Sono le donne nel confronto di genere ad avere la maggioranza delle pensioni baby.
Le donne baby pensionate sono, infatti, 446 mila su un totale di 562 mila baby pensioni.
Insomma le donne sono il 79,4% del totale. E “solo” 115.840 sono uomini, il 20,6%.
In definitiva c’è un “conflitto” generazionale e di genere fra i giovani che rischiano di non vedere la pensione e chi invece l’ha presa troppo presto. Come quelle 446.000 donne.
In termini di età anagrafica, però, a lasciare prima il lavoro è stato il sesso forte con una media di 40,6 anni, contro i 43,2 anni delle donne.

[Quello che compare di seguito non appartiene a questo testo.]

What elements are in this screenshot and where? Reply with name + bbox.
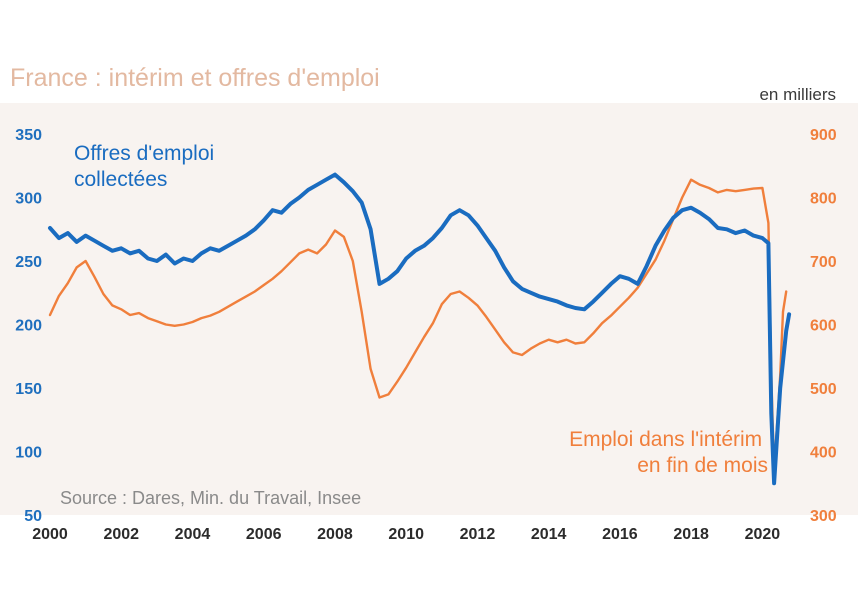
right-tick-label: 500 [810, 381, 837, 398]
series-label-interim: Emploi dans l'intérim en fin de mois [569, 428, 768, 477]
series-layer [48, 172, 792, 486]
x-tick-label: 2006 [246, 526, 282, 543]
chart-title: France : intérim et offres d'emploi [10, 64, 380, 92]
x-tick-label: 2004 [175, 526, 211, 543]
unit-label: en milliers [759, 85, 836, 104]
x-tick-label: 2014 [531, 526, 567, 543]
series-label-interim-line2: en fin de mois [637, 454, 768, 477]
series-label-interim-line1: Emploi dans l'intérim [569, 428, 762, 451]
left-tick-label: 100 [15, 445, 42, 462]
right-tick-label: 900 [810, 127, 837, 144]
x-tick-label: 2012 [460, 526, 496, 543]
right-tick-label: 300 [810, 508, 837, 525]
x-tick-label: 2010 [388, 526, 424, 543]
left-tick-label: 250 [15, 254, 42, 271]
left-tick-label: 50 [24, 508, 42, 525]
left-axis: 50 100 150 200 250 300 350 [15, 127, 42, 525]
series-label-offres-line1: Offres d'emploi [74, 142, 214, 165]
x-tick-label: 2016 [602, 526, 638, 543]
series-line-offres [48, 172, 792, 486]
left-tick-label: 200 [15, 318, 42, 335]
left-tick-label: 350 [15, 127, 42, 144]
source-note: Source : Dares, Min. du Travail, Insee [60, 488, 361, 508]
x-tick-label: 2020 [745, 526, 781, 543]
x-tick-label: 2002 [103, 526, 139, 543]
series-line-interim [48, 178, 788, 473]
right-tick-label: 700 [810, 254, 837, 271]
series-label-offres-line2: collectées [74, 168, 167, 191]
x-tick-label: 2000 [32, 526, 68, 543]
right-tick-label: 600 [810, 318, 837, 335]
left-tick-label: 300 [15, 191, 42, 208]
right-tick-label: 400 [810, 445, 837, 462]
left-tick-label: 150 [15, 381, 42, 398]
right-axis: 300 400 500 600 700 800 900 [810, 127, 837, 525]
series-label-offres: Offres d'emploi collectées [74, 142, 220, 191]
x-tick-label: 2008 [317, 526, 353, 543]
x-tick-label: 2018 [673, 526, 709, 543]
x-axis: 2000 2002 2004 2006 2008 2010 2012 2014 2016 2018… [32, 526, 780, 543]
right-tick-label: 800 [810, 191, 837, 208]
plot-area [0, 103, 858, 515]
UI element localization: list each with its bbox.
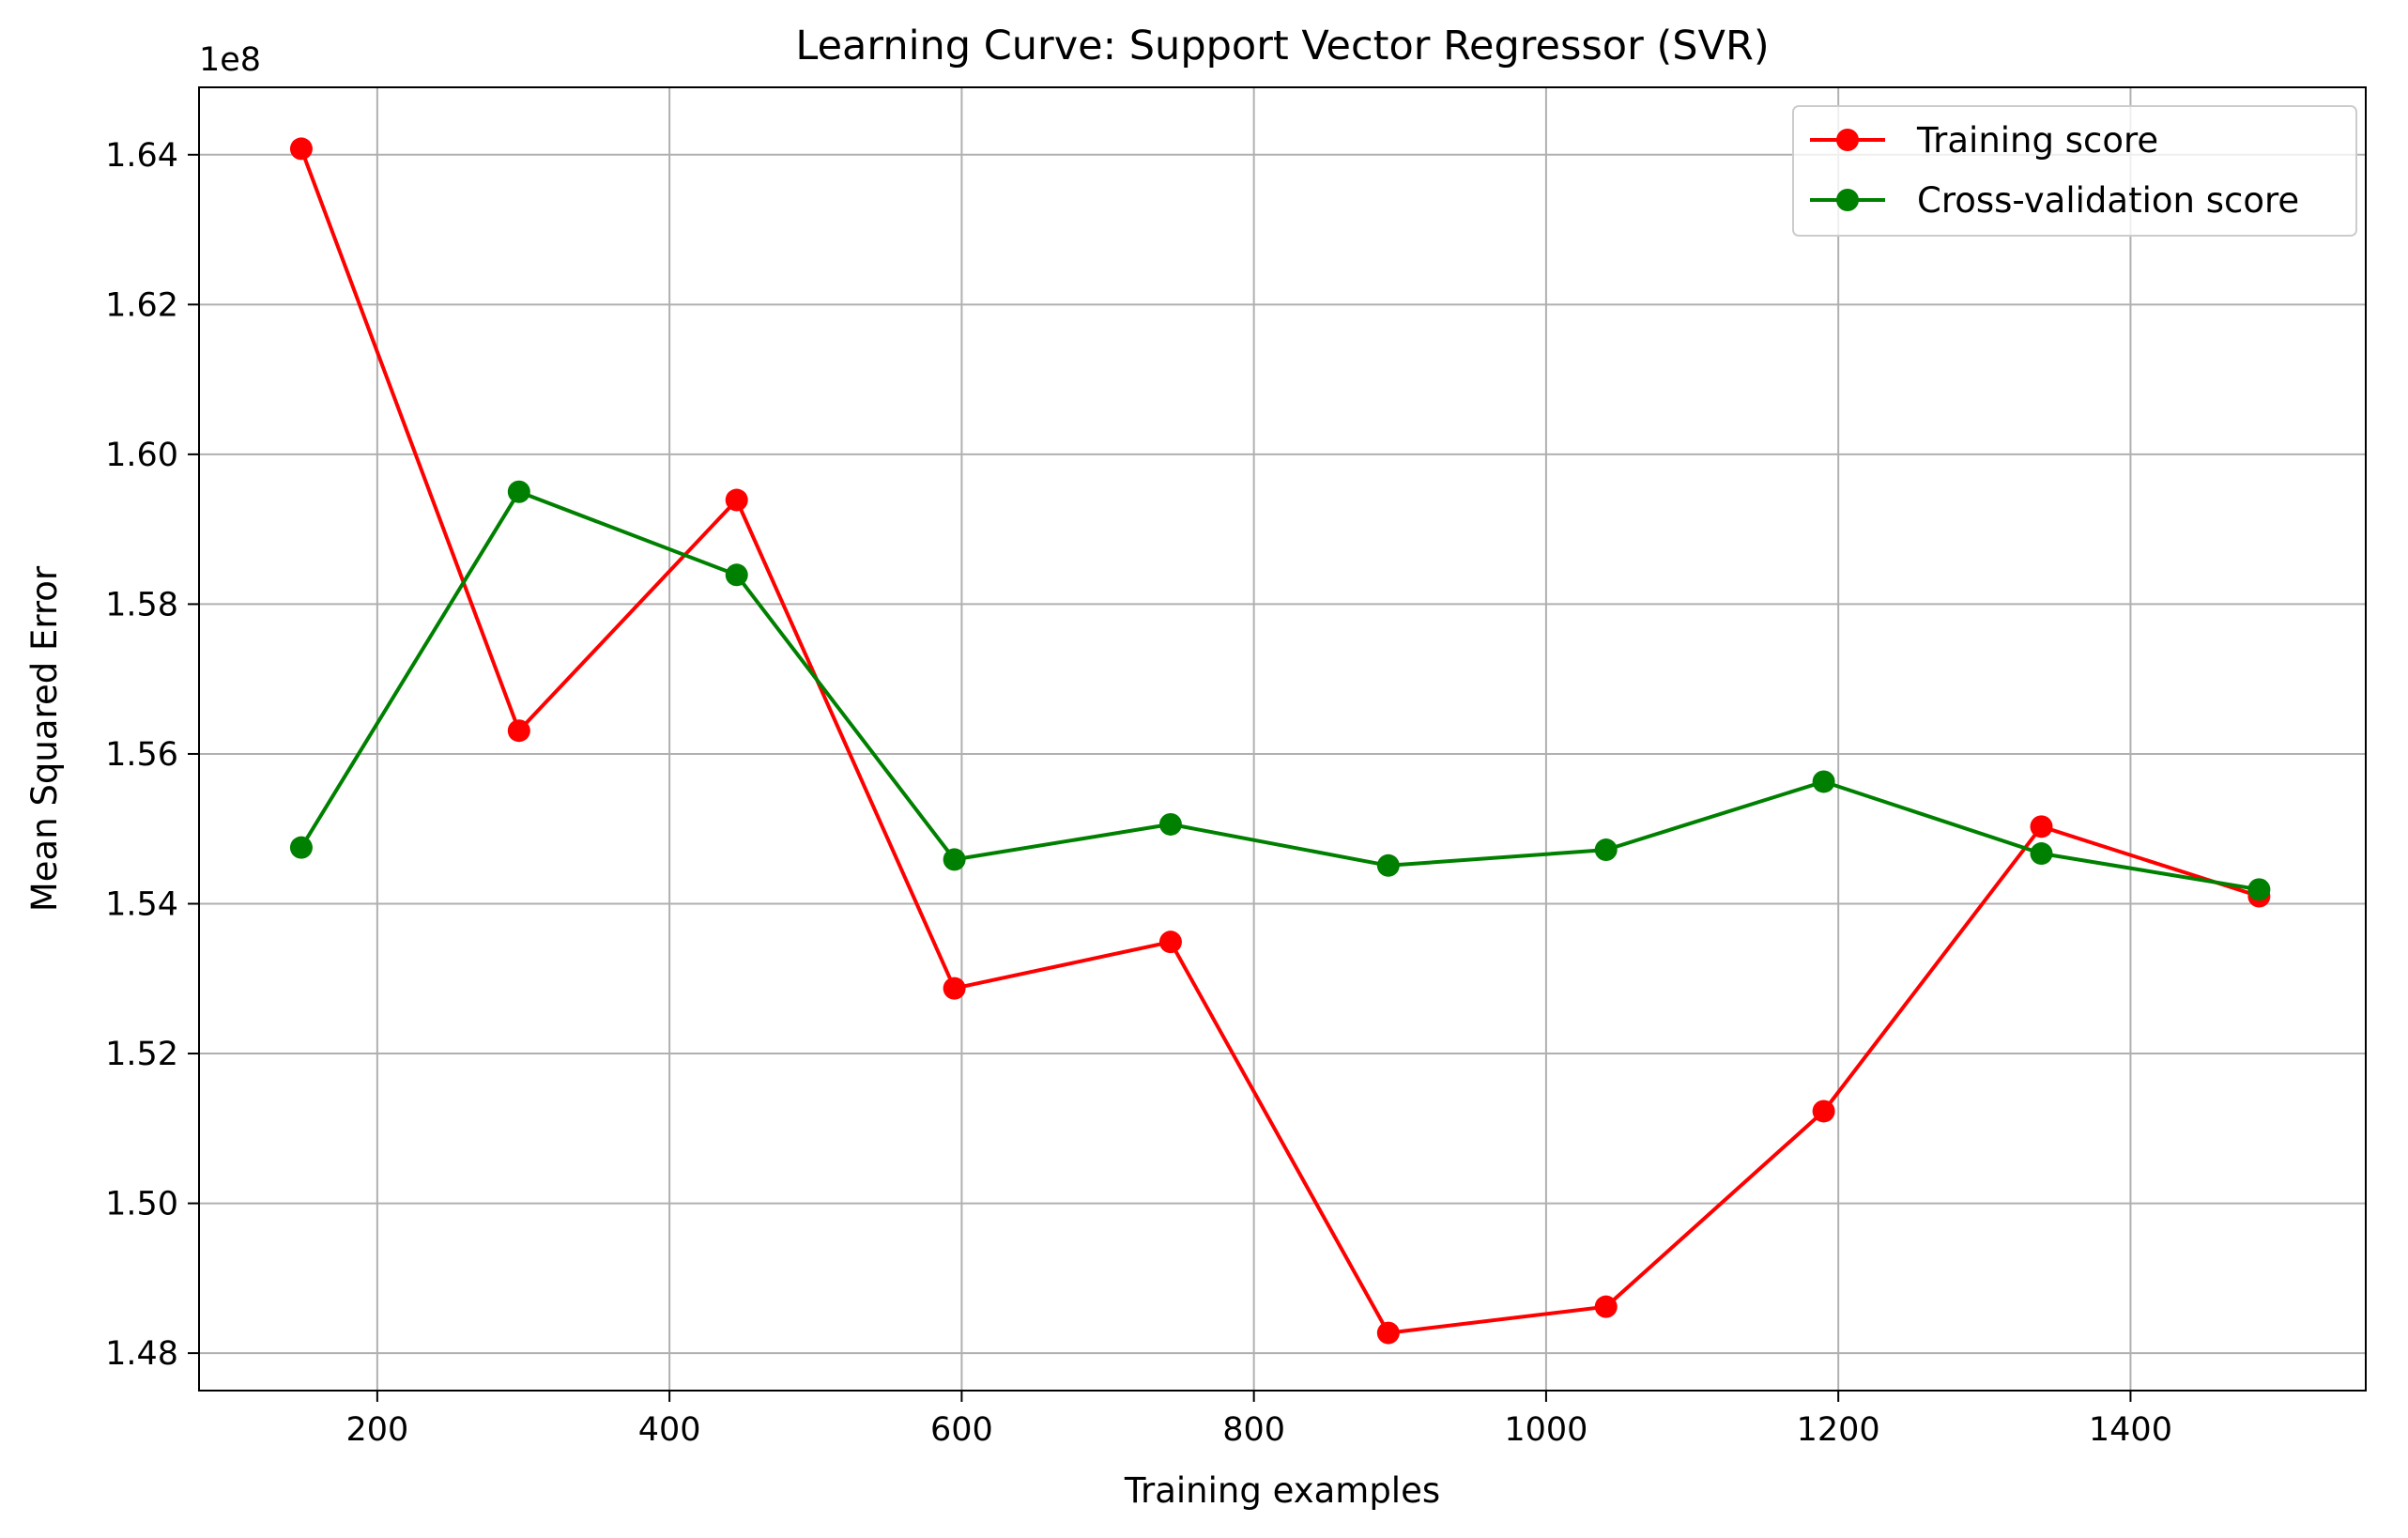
x-tick-label: 400 (638, 1411, 701, 1449)
data-point (289, 137, 313, 161)
y-tick-label: 1.56 (105, 736, 178, 774)
y-tick-label: 1.52 (105, 1036, 178, 1073)
y-tick-label: 1.50 (105, 1186, 178, 1223)
data-point (1376, 854, 1400, 877)
x-tick-label: 200 (345, 1411, 408, 1449)
series-training-score (289, 137, 2271, 1345)
x-axis-label: Training examples (1124, 1470, 1440, 1511)
data-point (1376, 1321, 1400, 1345)
legend-label: Training score (1916, 120, 2158, 161)
legend-marker (1836, 129, 1859, 151)
series-line (299, 489, 2260, 892)
series-layer (289, 137, 2271, 1345)
legend-box (1792, 105, 2357, 237)
data-point (2030, 815, 2053, 838)
data-point (943, 848, 966, 871)
x-tick-label: 1400 (2089, 1411, 2172, 1449)
series-line (299, 147, 2261, 1335)
data-point (289, 836, 313, 859)
x-tick-label: 600 (930, 1411, 993, 1449)
data-point (1158, 930, 1182, 954)
y-tick-label: 1.62 (105, 286, 178, 324)
data-point (1594, 1295, 1618, 1318)
data-point (943, 977, 966, 1000)
y-tick-label: 1.64 (105, 137, 178, 175)
grid (199, 87, 2366, 1391)
data-point (1812, 1100, 1835, 1123)
x-tick-label: 1200 (1797, 1411, 1880, 1449)
y-tick-label: 1.60 (105, 437, 178, 474)
data-point (2030, 842, 2053, 866)
y-tick-label: 1.48 (105, 1335, 178, 1373)
plot-frame (198, 86, 2367, 1392)
data-point (1594, 838, 1618, 862)
y-axis-label: Mean Squared Error (24, 565, 65, 912)
y-tick-label: 1.58 (105, 586, 178, 623)
data-point (1158, 812, 1182, 836)
data-point (725, 563, 748, 587)
chart-title: Learning Curve: Support Vector Regressor… (795, 23, 1769, 69)
legend: Training score Cross-validation score (1792, 105, 2357, 237)
x-tick-label: 1000 (1504, 1411, 1587, 1449)
legend-label: Cross-validation score (1917, 180, 2299, 221)
x-axis: 200 400 600 800 1000 1200 1400 (345, 1391, 2172, 1449)
legend-entry: Training score (1810, 120, 2158, 161)
data-point (507, 480, 530, 503)
y-offset-label: 1e8 (199, 41, 261, 79)
y-tick-label: 1.54 (105, 885, 178, 923)
x-tick-label: 800 (1222, 1411, 1285, 1449)
legend-marker (1836, 189, 1859, 211)
y-axis: 1.48 1.50 1.52 1.54 1.56 1.58 1.60 1.62 1.64 (105, 137, 199, 1373)
data-point (725, 488, 748, 512)
legend-entry: Cross-validation score (1810, 180, 2299, 221)
data-point (2247, 878, 2271, 901)
data-point (1812, 770, 1835, 793)
series-cross-validation-score (289, 480, 2271, 901)
data-point (507, 719, 530, 743)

Infine, sia per i maschi sia per le femmine l’età media in cui hanno percepito il primo assegno pensionistico è stata più bassa tra gli occupati nel pubblico che nel privato: mediamente di 6 mesi in entrambi i casi.

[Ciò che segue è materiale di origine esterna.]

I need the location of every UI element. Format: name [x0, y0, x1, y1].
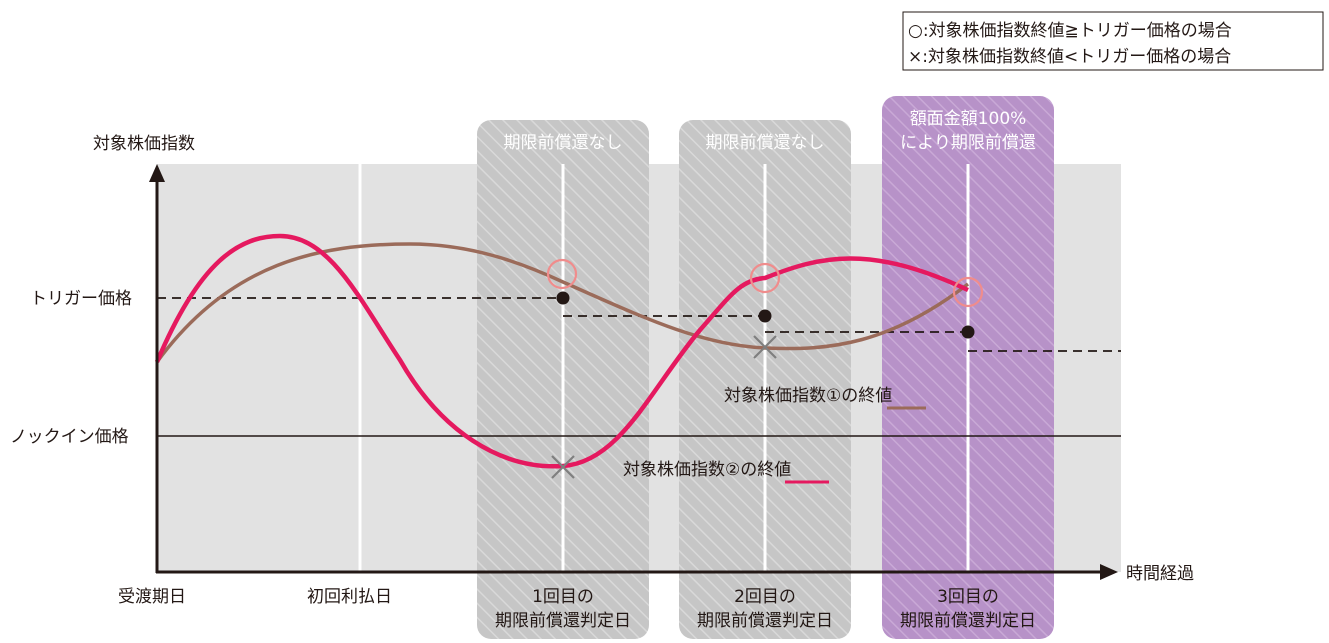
- period-2-date-line-2: 期限前償還判定日: [697, 611, 833, 631]
- period-2-status: 期限前償還なし: [706, 133, 825, 153]
- below-trigger-marker-2: [753, 335, 777, 359]
- series-1-line: [155, 242, 970, 364]
- x-axis-title: 時間経過: [1126, 564, 1194, 584]
- knockin-level-label: ノックイン価格: [10, 427, 129, 447]
- period-1-status: 期限前償還なし: [504, 133, 623, 153]
- series-2-line: [154, 233, 969, 469]
- y-axis-arrow-icon: [149, 164, 165, 182]
- x-tick-start: 受渡期日: [118, 587, 186, 607]
- period-2-date-line-1: 2回目の: [734, 587, 796, 607]
- period-3-status-line-1: 額面金額100%: [910, 109, 1027, 129]
- series-1-label: 対象株価指数①の終値: [724, 386, 892, 406]
- trigger-point-3: [961, 325, 975, 339]
- period-3-date-line-2: 期限前償還判定日: [900, 611, 1036, 631]
- below-trigger-marker-1: [551, 455, 575, 479]
- trigger-point-2: [758, 309, 772, 323]
- period-1-date-line-2: 期限前償還判定日: [495, 611, 631, 631]
- above-trigger-marker-3: [952, 276, 984, 308]
- y-axis-title: 対象株価指数: [93, 134, 195, 154]
- period-3-date-line-1: 3回目の: [937, 587, 999, 607]
- series-2-label: 対象株価指数②の終値: [623, 460, 791, 480]
- trigger-level-label: トリガー価格: [30, 289, 132, 309]
- trigger-point-1: [556, 291, 570, 305]
- above-trigger-marker-1: [546, 258, 578, 290]
- legend-box: [902, 11, 1324, 71]
- x-tick-first-interest: 初回利払日: [307, 587, 392, 607]
- legend-cross-text: ×:対象株価指数終値<トリガー価格の場合: [908, 47, 1231, 67]
- legend-circle-text: ○:対象株価指数終値≧トリガー価格の場合: [908, 21, 1232, 41]
- legend: ○:対象株価指数終値≧トリガー価格の場合 ×:対象株価指数終値<トリガー価格の場…: [902, 11, 1324, 71]
- x-axis-arrow-icon: [1100, 564, 1118, 580]
- period-3-status-line-2: により期限前償還: [900, 133, 1036, 153]
- above-trigger-marker-2: [749, 262, 781, 294]
- period-1-date-line-1: 1回目の: [532, 587, 594, 607]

Ancorché siano una piccola minoranza rispetto al numero totale presente l’1 gennaio 2020, quando si parla di pensionati baby, annota ancora la Cgia, il ricordo va agli ex-dipendenti del pubblico impiego. Che hanno potuto beneficiare di norme estremamente favorevoli per andare in pensione anticipatamente.
Mentre, prosegue la Cgia, in questo ventennio, nel pieno del regime retributivo, sono stati riconosciuti i requisiti per il pensionamento alle impiegate pubbliche con figli dopo 14 anni, sei mesi e un giorno contro i 19 anni e mezzo degli statali e i 25 anni dei lavoratori degli enti locali.
“Non c’è nulla da stupirsi, dunque, se nello scacchiere europeo l’Italia, anche al netto delle uscite assistenziali, sia da anni tra i paesi che spendono di più per la previdenza, sacrificando altri settori come quello dell’istruzione, dove siamo tra le realtà che in Europa investono meno”, ragiona il segretario della Cgia Renato Mason. Che ricorda come la spesa previdenziale nel nostro Paese sia particolarmente alta.
Anche perché, osserva Mason, “registriamo un’età media tra le più elevate al mondo: facciamo pochi figli, ma viviamo meglio e di più di un tempo. Quindi la popolazione tende ad invecchiare”.
”Si pensi – conclude Mason – che nel 1981 il numero degli over 80 presenti nel nostro Paese superava di poco il milione. Nel giro di 40 anni gli ultra ottantenni sono quasi quadruplicati: all’inizio di quest’anno avevano superato quota 3,9 milioni“.